Recently my aunt told me that it is bad to compost tomatoes. She didn't give me a reason but she said I shouldn't do it because she has never done it.
...is it bad to compost tomatoes?
I do but will warn you that you will have baby tomato plants everywhere you spread that compost. Also if you don't hot compost and you throw plants that have blight and spread that in your garden that you plan on doing tomatoes I hear you will be spreading that blight.
Until this year, I just had one of those black plastic cold composters. I do get baby tomato plants everywhere - no big deal, I just yank them. I also get volunteer squash. This year, I have some curbit family plants that I can't quite yet decide 100% what they are. I'm leaving them until I figure it out, simply because it amuses me. Again, no big deal.
Because I was doing cold composting, I never composted anything remotely diseased. I still don't think I'll do it, just in case. It's not worth it to use the greens, and then struggle with blight or whatever other diseases!

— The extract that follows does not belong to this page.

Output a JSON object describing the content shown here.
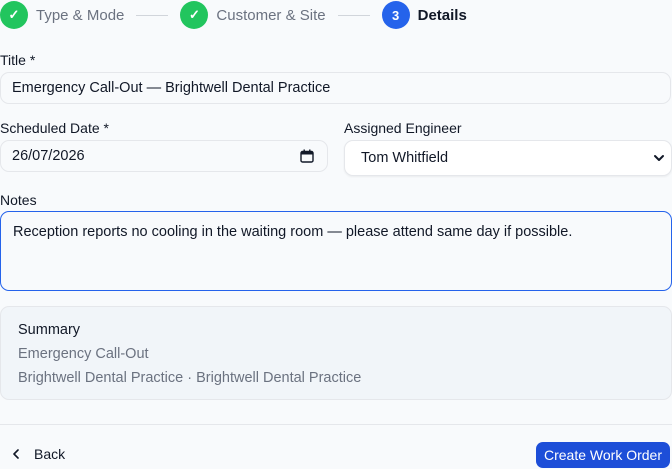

might depend if you mean the plant or the fruit? unless the plant had a serious health issue when it was pulled then composting them is ok. the fruit of course well for us here where we get tropical fruit fly is another story during the growing season any damaged fruit or parts of fruit are frozen then put into the garbage bin on colletion day wrapped up in a suitable plastic bag. this to ensure we don't make our fruit fly problem any worse than what it already is.
so if you have no problems with fruit being atacked as above then compost it, transplant some of the volunteers out that may appear you never know what you might get. for us volunteers are a good way of getting crops without having to actually buy seedling or seed.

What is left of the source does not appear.